N° Portalis DBV3-V-B7F-UPN5

AFFAIRE :

[E] [C]

C/

Société ATERCO

Décision déférée à la cour : Jugement rendu le 6 avril 2021 par le Conseil de Prud’hommes – Formation paritaire de PONTOISE

Section : C

N° RG : F 17/00545

Copies exécutoires et certifiées conformes délivrées à :

Me Stéphanie LUC

Me Isabelle DELORME-MUNIGLIA

le :

RÉPUBLIQUE FRANÇAISE

AU NOM DU PEUPLE FRANÇAIS

LE DIX NEUF AVRIL DEUX MILLE VINGT TROIS,

La cour d’appel de Versailles a rendu l’arrêt suivant dans l’affaire entre :

Monsieur [E] [C]

né le 12 juillet 1985 à [Localité 4]

de nationalité française

[Adresse 1]

[Localité 2]

Représentant : Me Stéphanie LUC de la SELARL 2APVO, Plaidant/ Constitué, avocat au barreau de VAL D’OISE, vestiaire : 165, substitué à l’audience par Me Agathe ABRAHAM, avocat au barreau du Val d’Oise

APPELANT

****************

Société ATERCO

N° SIRET : 343 885 653

[Adresse 3]

[Localité 2]

Représentant : Me Isabelle DELORME-MUNIGLIA de la SCP COURTAIGNE AVOCATS, Constitué, avocat au barreau de VERSAILLES, vestiaire : 52 et Me Jade ROQUEFORT de la SELAS FIDAL, Plaidant, avocat au barreau de TOULOUSE, vestiaire : 127

INTIMÉE

****************

Composition de la cour :

En application des dispositions de l’article 805 du code de procédure civile, l’affaire a été débattue à l’audience publique du 17 février 2023 les avocats des parties ne s’y étant pas opposés, devant Monsieur Laurent BABY, Conseiller chargé du rapport.

Ce magistrat a rendu compte des plaidoiries dans le délibéré de la cour, composée de :

Madame Aurélie PRACHE, Président,

Madame Nathalie GAUTIER, Conseiller,

Monsieur Laurent BABY, Conseiller,

Greffier lors des débats : Madame Dorothée MARCINEK

RAPPEL DES FAITS ET DE LA PROCÉDURE

M. [C] a été engagé en qualité d’équipier polyvalent, par contrat de travail à durée indéterminée, à compter du 19 novembre 2002, par la société Aterco. A compter du 1er mars 2010, il a occupé le poste d’assistant de direction.

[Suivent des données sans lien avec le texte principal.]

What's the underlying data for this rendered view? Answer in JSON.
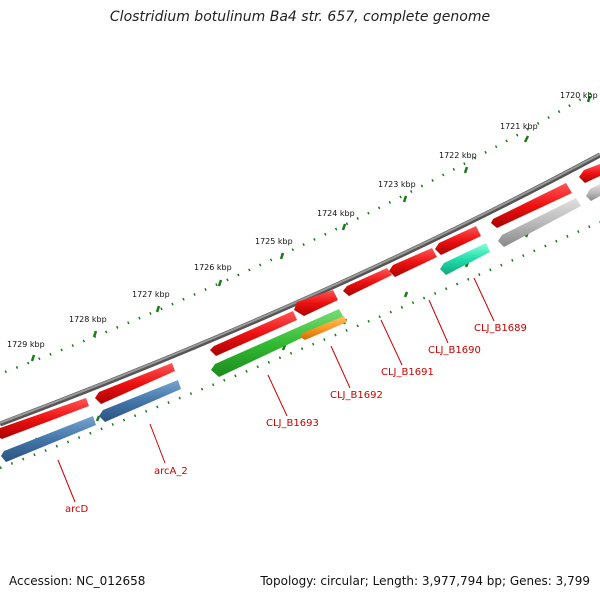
{
  "title": "Clostridium botulinum Ba4 str. 657, complete genome",
  "footer": {
    "accession": "Accession: NC_012658",
    "stats": "Topology: circular; Length: 3,977,794 bp; Genes: 3,799"
  },
  "kbp_labels": [
    "1720 kbp",
    "1721 kbp",
    "1722 kbp",
    "1723 kbp",
    "1724 kbp",
    "1725 kbp",
    "1726 kbp",
    "1727 kbp",
    "1728 kbp",
    "1729 kbp"
  ],
  "gene_labels": [
    "arcD",
    "arcA_2",
    "CLJ_B1693",
    "CLJ_B1692",
    "CLJ_B1691",
    "CLJ_B1690",
    "CLJ_B1689"
  ],
  "colors": {
    "backbone": "#777777",
    "cds": "#ee1111",
    "cds_blue": "#4477aa",
    "cds_green": "#33bb33",
    "cds_orange": "#ff9922",
    "cds_teal": "#22ddaa",
    "cds_gray": "#b8b8b8",
    "ticks": "#1b7a1b",
    "label": "#cc0000"
  }
}
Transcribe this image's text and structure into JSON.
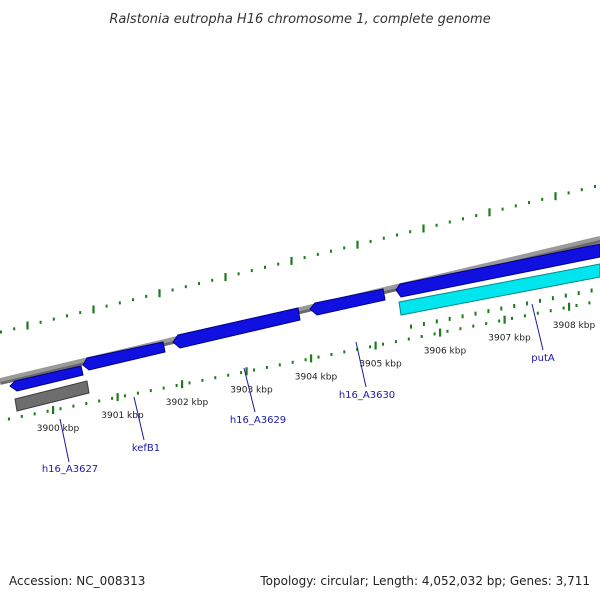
{
  "title": "Ralstonia eutropha H16 chromosome 1, complete genome",
  "colors": {
    "backbone": "#8c8c8c",
    "forward_gene": "#1010e0",
    "reverse_gene": "#6e6e6e",
    "highlight_gene": "#00e5ee",
    "tick": "#1d7a1d",
    "gene_label": "#1a1aa6"
  },
  "ticks": [
    {
      "label": "3900 kbp",
      "kbp": 3900
    },
    {
      "label": "3901 kbp",
      "kbp": 3901
    },
    {
      "label": "3902 kbp",
      "kbp": 3902
    },
    {
      "label": "3903 kbp",
      "kbp": 3903
    },
    {
      "label": "3904 kbp",
      "kbp": 3904
    },
    {
      "label": "3905 kbp",
      "kbp": 3905
    },
    {
      "label": "3906 kbp",
      "kbp": 3906
    },
    {
      "label": "3907 kbp",
      "kbp": 3907
    },
    {
      "label": "3908 kbp",
      "kbp": 3908
    }
  ],
  "genes": [
    {
      "name": "h16_A3627",
      "strand": "reverse"
    },
    {
      "name": "kefB1",
      "strand": "forward"
    },
    {
      "name": "h16_A3629",
      "strand": "forward"
    },
    {
      "name": "h16_A3630",
      "strand": "forward"
    },
    {
      "name": "putA",
      "strand": "forward"
    }
  ],
  "footer": {
    "accession": "Accession: NC_008313",
    "topology": "Topology: circular; Length: 4,052,032 bp; Genes: 3,711"
  }
}
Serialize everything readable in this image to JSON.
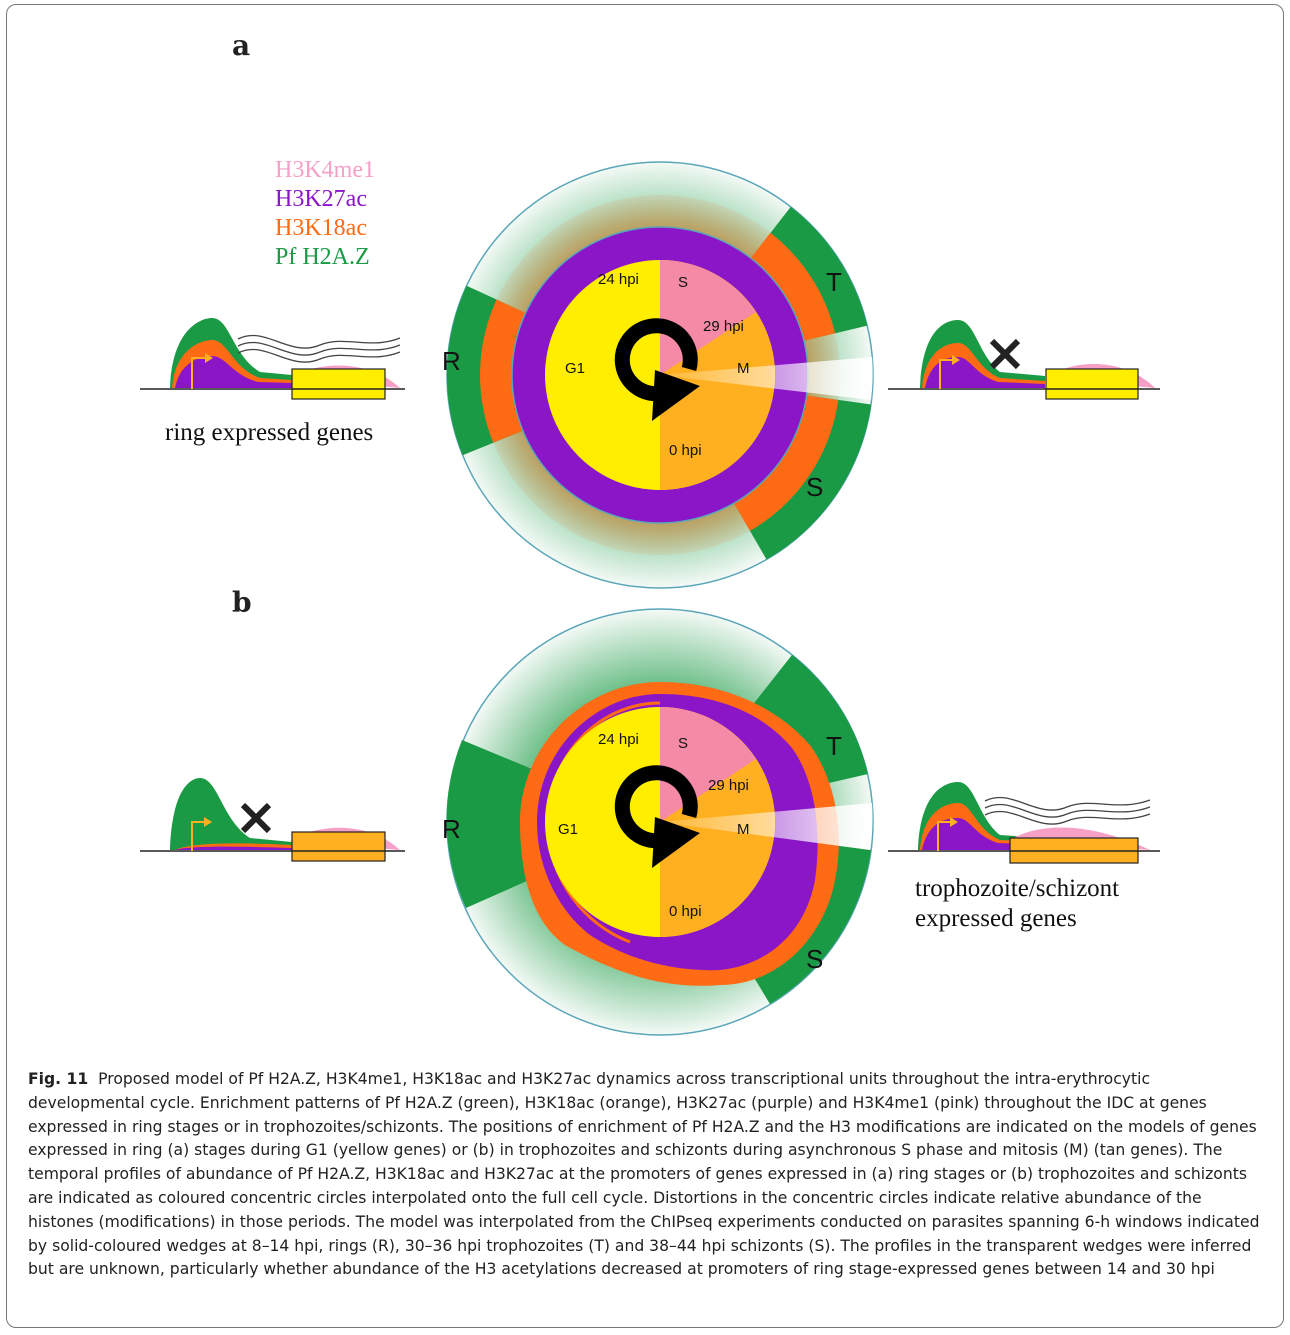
{
  "panels": {
    "a_label": "a",
    "b_label": "b"
  },
  "legend": [
    {
      "text": "H3K4me1",
      "color": "#f6a0c8"
    },
    {
      "text": "H3K27ac",
      "color": "#8a16c8"
    },
    {
      "text": "H3K18ac",
      "color": "#ff6a14"
    },
    {
      "text": "Pf H2A.Z",
      "color": "#1a9a44"
    }
  ],
  "wheel": {
    "hpi_24": "24 hpi",
    "hpi_29": "29 hpi",
    "hpi_0": "0 hpi",
    "phase_s": "S",
    "phase_m": "M",
    "phase_g1": "G1",
    "stage_r": "R",
    "stage_t": "T",
    "stage_s": "S"
  },
  "gene_labels": {
    "ring": "ring expressed genes",
    "troph_line1": "trophozoite/schizont",
    "troph_line2": "expressed genes"
  },
  "colors": {
    "green": "#1a9a44",
    "orange": "#ff6a14",
    "purple": "#8a16c8",
    "pink": "#f6a0c8",
    "yellow": "#ffee00",
    "tan": "#ffb020"
  },
  "caption": {
    "fig_label": "Fig. 11",
    "text": "Proposed model of Pf H2A.Z, H3K4me1, H3K18ac and H3K27ac dynamics across transcriptional units throughout the intra-erythrocytic developmental cycle. Enrichment patterns of Pf H2A.Z (green), H3K18ac (orange), H3K27ac (purple) and H3K4me1 (pink) throughout the IDC at genes expressed in ring stages or in trophozoites/schizonts. The positions of enrichment of Pf H2A.Z and the H3 modifications are indicated on the models of genes expressed in ring (a) stages during G1 (yellow genes) or (b) in trophozoites and schizonts during asynchronous S phase and mitosis (M) (tan genes). The temporal profiles of abundance of Pf H2A.Z, H3K18ac and H3K27ac at the promoters of genes expressed in (a) ring stages or (b) trophozoites and schizonts are indicated as coloured concentric circles interpolated onto the full cell cycle. Distortions in the concentric circles indicate relative abundance of the histones (modifications) in those periods. The model was interpolated from the ChIPseq experiments conducted on parasites spanning 6-h windows indicated by solid-coloured wedges at 8–14 hpi, rings (R), 30–36 hpi trophozoites (T) and 38–44 hpi schizonts (S). The profiles in the transparent wedges were inferred but are unknown, particularly whether abundance of the H3 acetylations decreased at promoters of ring stage-expressed genes between 14 and 30 hpi"
  }
}
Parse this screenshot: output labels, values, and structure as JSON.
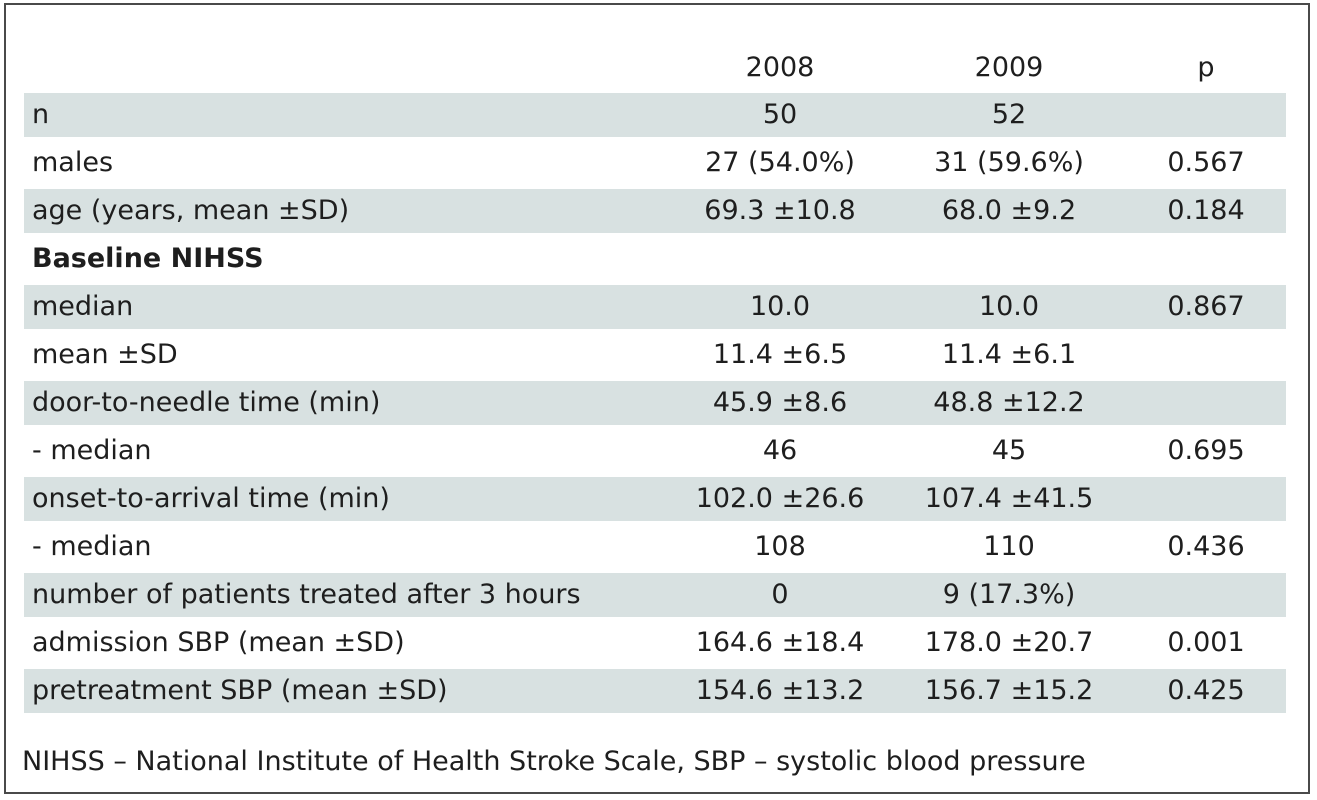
{
  "table": {
    "columns": [
      "",
      "2008",
      "2009",
      "p"
    ],
    "rows": [
      {
        "label": "n",
        "y2008": "50",
        "y2009": "52",
        "p": "",
        "shaded": true
      },
      {
        "label": "males",
        "y2008": "27 (54.0%)",
        "y2009": "31 (59.6%)",
        "p": "0.567",
        "shaded": false
      },
      {
        "label": "age (years, mean ±SD)",
        "y2008": "69.3 ±10.8",
        "y2009": "68.0 ±9.2",
        "p": "0.184",
        "shaded": true
      },
      {
        "label": "Baseline NIHSS",
        "y2008": "",
        "y2009": "",
        "p": "",
        "shaded": false,
        "section": true
      },
      {
        "label": "median",
        "y2008": "10.0",
        "y2009": "10.0",
        "p": "0.867",
        "shaded": true
      },
      {
        "label": "mean ±SD",
        "y2008": "11.4 ±6.5",
        "y2009": "11.4 ±6.1",
        "p": "",
        "shaded": false
      },
      {
        "label": "door-to-needle time (min)",
        "y2008": "45.9 ±8.6",
        "y2009": "48.8 ±12.2",
        "p": "",
        "shaded": true
      },
      {
        "label": "- median",
        "y2008": "46",
        "y2009": "45",
        "p": "0.695",
        "shaded": false
      },
      {
        "label": "onset-to-arrival time (min)",
        "y2008": "102.0 ±26.6",
        "y2009": "107.4 ±41.5",
        "p": "",
        "shaded": true
      },
      {
        "label": "- median",
        "y2008": "108",
        "y2009": "110",
        "p": "0.436",
        "shaded": false
      },
      {
        "label": "number of patients treated after 3 hours",
        "y2008": "0",
        "y2009": "9 (17.3%)",
        "p": "",
        "shaded": true
      },
      {
        "label": "admission SBP (mean ±SD)",
        "y2008": "164.6 ±18.4",
        "y2009": "178.0 ±20.7",
        "p": "0.001",
        "shaded": false
      },
      {
        "label": "pretreatment SBP (mean ±SD)",
        "y2008": "154.6 ±13.2",
        "y2009": "156.7 ±15.2",
        "p": "0.425",
        "shaded": true
      }
    ]
  },
  "footnote": "NIHSS – National Institute of Health Stroke Scale, SBP – systolic blood pressure"
}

Cette société exploite un établissement sous l’enseigne McDonald’s situé au Centre commercial [Adresse 3] à [Localité 2], dans le cadre d’un contrat de franchise. L’effectif de la société était, au jour de la rupture, de plus de 10 salariés. Elle applique la convention collective nationale de la restauration rapide.

Le salarié percevait une rémunération brute mensuelle de 2 321,30 euros (moyenne des 12 derniers mois, somme non contestée par les parties).

Le 7 avril 2017, M. [D], alors directeur du restaurant, a été remplacé par M. [K].

Par lettre du 26 juillet 2017, le salarié a été convoqué à un entretien préalable en vue d’un éventuel licenciement, fixé le 8 août 2017.

Il a été licencié par lettre du 19 août 2017 pour faute simple dans les termes suivants :

« En votre qualité d’assistant de direction, vous vous devez d’adopter un comportement exemplaire au sein du restaurant et ce, notamment devant les équipiers que vous encadrez.

Or, force est de constater que vous adoptez depuis plusieurs semaines, un comportement hostile à l’égard de votre hiérarchie, comportement qui perturbe le bon fonctionnement du restaurant.

En effet, et comme vous le savez, au regard de la situation difficile du restaurant, à la suite du départ du Directeur, j’ai été nommé Directeur de restaurant et j’ai recruté un premier adjoint de direction pour renforcer l’équipe de Direction. Nous avons pris le temps de communiquer sur ces nominations. Comme vous l’exprimez très fréquemment, vous n’acceptez manifestement pas ces nominations et remettez en cause le bien fondé de nos décisions de management.

Vous considérez en effet que vous méritez le poste de 1er assistant et que vous êtes légitime pour l’occuper, ce que vous répétez inlassablement y compris en présence d’employés du restaurant et même de l’intéressé.

Au lieu de faciliter l’intégration et la prise de poste de nouveaux collaborateurs, vous mettez en cause très régulièrement leur légitimité et leur compétence professionnelle, notamment en présence d’employés, affectant ainsi sciemment leur autorité auprès du personnel.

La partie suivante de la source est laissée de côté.